As much as I loved my Computer Science curriculum at Ole Miss, it taught me nothing about being an effective software engineer.
When I was in school, Computer Science programs were optimized for producing grad students. Grad students need to excel at research and publishing. Not shipping software.
My career experience has provided no evidence anything has changed.
To be an effective software engineer, you must learn on the job.
If you’re lucky, you’ll land at a company that emphasizes mentorship. I was not lucky, but I did like learning. I’ve spent the last 20 years learning both useful and useless software engineering skills.
Rather than forcing you to figure out what’s important, here are my top 5 must-have skills:
#1: Learn How to Learn
Are you a visual or auditory learner? Do you learn better starting with theory and moving to practice? Or are you the opposite? How are your note-taking skills? Do you understand active vs. passive reading? Figure out the best times and methods for you to learn, and then always be learning.
#2: Learn Your Tools
Would you hire a carpenter or surgeon that hasn’t mastered the use of their tools? Why should it be different for a software engineer? The tools of our trade include IDEs, version control systems, command-line interfaces, and many more. If you don’t master your tools, you’ll never master software engineering.
#3: Learn the Stack Spectrum
Are you a front-end developer? Learn the basics of building backend services. Are you a back-end developer? Learn the basics of building single-page applications. Not everyone needs to become a full-stack engineer, but everyone should have a basic working knowledge of the entire stack spectrum and how the pieces hang together.

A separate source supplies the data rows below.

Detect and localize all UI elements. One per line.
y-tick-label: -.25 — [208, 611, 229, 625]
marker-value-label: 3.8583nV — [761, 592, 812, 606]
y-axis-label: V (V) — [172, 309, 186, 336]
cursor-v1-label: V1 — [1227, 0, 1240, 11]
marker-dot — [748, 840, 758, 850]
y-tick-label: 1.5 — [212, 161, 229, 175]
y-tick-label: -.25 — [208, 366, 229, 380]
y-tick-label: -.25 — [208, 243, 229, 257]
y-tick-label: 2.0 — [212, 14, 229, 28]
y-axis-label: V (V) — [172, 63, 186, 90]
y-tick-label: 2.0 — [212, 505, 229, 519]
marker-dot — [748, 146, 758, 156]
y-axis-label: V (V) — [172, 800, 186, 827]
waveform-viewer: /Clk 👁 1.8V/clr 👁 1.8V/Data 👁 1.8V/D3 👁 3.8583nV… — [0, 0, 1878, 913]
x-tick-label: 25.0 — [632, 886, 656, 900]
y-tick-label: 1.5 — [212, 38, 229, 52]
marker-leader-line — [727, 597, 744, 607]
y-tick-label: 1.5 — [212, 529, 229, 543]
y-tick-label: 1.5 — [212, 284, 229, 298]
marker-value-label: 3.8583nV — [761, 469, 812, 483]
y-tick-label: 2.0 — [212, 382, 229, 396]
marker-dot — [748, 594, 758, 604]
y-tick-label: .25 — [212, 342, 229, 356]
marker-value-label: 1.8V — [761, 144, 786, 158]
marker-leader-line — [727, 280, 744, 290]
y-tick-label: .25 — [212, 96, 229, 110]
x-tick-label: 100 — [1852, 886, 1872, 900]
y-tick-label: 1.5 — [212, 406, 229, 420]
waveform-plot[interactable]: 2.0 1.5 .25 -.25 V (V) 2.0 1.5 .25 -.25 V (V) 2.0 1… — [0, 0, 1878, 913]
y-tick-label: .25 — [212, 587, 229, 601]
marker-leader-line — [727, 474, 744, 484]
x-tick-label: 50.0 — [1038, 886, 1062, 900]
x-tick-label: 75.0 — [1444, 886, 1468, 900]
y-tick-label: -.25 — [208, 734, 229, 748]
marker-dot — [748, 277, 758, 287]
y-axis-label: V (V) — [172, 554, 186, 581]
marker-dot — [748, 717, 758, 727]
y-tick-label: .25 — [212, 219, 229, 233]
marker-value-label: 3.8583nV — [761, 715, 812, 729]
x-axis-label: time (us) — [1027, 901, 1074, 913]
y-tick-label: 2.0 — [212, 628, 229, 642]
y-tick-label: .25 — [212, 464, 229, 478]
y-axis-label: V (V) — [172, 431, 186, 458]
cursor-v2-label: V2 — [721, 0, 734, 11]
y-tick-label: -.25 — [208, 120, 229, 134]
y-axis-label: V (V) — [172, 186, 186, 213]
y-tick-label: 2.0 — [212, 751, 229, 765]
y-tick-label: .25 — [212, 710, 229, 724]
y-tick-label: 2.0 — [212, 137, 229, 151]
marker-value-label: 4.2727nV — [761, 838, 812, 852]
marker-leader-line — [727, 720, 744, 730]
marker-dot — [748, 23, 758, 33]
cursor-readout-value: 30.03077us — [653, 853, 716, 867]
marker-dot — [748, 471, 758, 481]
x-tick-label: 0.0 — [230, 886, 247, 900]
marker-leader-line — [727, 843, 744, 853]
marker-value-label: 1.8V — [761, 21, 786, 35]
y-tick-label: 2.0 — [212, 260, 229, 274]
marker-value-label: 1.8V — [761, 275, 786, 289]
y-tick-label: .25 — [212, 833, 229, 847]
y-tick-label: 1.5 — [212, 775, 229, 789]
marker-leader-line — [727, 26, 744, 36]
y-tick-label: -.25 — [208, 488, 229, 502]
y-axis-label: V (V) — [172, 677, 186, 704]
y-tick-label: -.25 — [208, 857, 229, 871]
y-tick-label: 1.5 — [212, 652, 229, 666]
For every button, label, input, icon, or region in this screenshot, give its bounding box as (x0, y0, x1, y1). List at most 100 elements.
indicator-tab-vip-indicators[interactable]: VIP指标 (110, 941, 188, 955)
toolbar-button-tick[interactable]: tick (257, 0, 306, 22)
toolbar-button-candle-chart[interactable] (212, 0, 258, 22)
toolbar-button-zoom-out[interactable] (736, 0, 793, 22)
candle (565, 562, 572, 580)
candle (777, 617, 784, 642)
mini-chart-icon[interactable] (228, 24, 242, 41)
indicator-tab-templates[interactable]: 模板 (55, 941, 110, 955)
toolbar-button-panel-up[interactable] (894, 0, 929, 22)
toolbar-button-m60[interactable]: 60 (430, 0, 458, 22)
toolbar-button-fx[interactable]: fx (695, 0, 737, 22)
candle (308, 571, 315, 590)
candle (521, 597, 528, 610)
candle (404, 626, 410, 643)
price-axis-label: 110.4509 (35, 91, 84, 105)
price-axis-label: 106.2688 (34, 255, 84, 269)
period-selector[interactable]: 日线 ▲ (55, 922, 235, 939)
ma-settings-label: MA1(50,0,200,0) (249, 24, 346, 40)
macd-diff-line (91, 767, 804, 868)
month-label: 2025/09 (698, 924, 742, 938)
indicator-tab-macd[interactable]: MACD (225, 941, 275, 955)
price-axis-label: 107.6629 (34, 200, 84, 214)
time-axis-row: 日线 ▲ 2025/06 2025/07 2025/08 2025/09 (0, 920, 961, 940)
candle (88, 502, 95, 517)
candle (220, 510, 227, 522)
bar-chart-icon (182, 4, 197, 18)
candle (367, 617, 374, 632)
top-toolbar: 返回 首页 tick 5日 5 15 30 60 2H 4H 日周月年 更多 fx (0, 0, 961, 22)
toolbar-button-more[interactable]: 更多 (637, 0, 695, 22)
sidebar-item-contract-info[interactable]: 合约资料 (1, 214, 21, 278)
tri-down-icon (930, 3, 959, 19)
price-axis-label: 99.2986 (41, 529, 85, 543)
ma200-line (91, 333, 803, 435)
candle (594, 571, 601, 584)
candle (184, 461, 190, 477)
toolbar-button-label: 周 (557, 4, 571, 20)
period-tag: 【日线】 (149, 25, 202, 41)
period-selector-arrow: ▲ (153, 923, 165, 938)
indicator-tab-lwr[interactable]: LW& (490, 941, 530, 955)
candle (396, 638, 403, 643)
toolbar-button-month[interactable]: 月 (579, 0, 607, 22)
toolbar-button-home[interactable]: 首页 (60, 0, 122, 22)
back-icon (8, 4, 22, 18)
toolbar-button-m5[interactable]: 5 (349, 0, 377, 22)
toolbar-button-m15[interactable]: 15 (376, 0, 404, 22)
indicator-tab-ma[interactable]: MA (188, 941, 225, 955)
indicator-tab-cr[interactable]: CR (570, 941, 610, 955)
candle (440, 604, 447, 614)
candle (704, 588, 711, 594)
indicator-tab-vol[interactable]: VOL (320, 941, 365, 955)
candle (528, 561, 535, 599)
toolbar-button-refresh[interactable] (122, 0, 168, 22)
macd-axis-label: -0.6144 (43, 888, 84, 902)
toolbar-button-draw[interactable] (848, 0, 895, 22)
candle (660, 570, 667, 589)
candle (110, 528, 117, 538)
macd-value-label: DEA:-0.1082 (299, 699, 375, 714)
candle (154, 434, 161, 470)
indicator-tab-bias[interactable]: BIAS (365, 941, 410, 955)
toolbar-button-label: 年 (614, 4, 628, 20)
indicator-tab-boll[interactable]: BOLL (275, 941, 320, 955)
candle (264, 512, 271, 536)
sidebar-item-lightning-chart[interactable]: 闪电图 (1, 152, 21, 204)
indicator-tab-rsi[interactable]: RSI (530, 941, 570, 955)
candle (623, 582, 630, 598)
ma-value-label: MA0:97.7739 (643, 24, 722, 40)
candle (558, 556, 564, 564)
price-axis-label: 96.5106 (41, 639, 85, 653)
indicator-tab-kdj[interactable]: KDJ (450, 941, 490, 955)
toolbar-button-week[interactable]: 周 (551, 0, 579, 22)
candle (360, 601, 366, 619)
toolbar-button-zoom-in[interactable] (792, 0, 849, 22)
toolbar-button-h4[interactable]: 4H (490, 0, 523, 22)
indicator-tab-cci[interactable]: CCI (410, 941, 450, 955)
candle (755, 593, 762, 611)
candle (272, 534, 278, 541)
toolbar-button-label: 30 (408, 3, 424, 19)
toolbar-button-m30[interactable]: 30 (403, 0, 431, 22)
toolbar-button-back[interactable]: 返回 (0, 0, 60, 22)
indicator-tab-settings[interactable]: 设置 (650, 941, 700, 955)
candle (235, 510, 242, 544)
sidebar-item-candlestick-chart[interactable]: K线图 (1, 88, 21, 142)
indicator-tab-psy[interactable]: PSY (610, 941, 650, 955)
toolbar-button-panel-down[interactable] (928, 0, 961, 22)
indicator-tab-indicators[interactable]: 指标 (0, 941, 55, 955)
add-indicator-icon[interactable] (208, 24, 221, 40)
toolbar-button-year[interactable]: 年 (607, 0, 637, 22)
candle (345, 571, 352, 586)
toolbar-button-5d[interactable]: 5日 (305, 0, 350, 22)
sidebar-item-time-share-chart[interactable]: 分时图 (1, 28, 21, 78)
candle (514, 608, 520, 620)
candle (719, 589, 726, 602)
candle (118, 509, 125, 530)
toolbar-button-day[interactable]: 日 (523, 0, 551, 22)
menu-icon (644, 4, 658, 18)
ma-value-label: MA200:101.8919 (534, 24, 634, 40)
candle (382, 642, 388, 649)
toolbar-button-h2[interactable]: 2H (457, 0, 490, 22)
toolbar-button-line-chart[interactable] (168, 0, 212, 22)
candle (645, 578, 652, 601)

#4: Learn the Time Spectrum
Looking to the future is important, but don’t neglect the past and the present. Our industry reinvents the wheel every 10-15 years. Your problems have likely already been solved a few different ways. Study prior art. Learn what worked and what didn’t. Look at the mainstream. How does it incorporate or ignore the lessons of the past? A solid understanding of the entire time spectrum of software engineering will prepare you to navigate future cycles.
#5: Learn How to Troubleshoot
Your job is essentially solving business problems with technology. But if you can’t solve technology problems, how do you hope to solve business problems? When things break, do you run to the nearest chat room? Or do you investigate? Have you read the relevant docs? How are your googling skills? Do you know how to use a debugger and a profiler? Mastering the tools and techniques of troubleshooting will save you (and the chat room!) pain and time!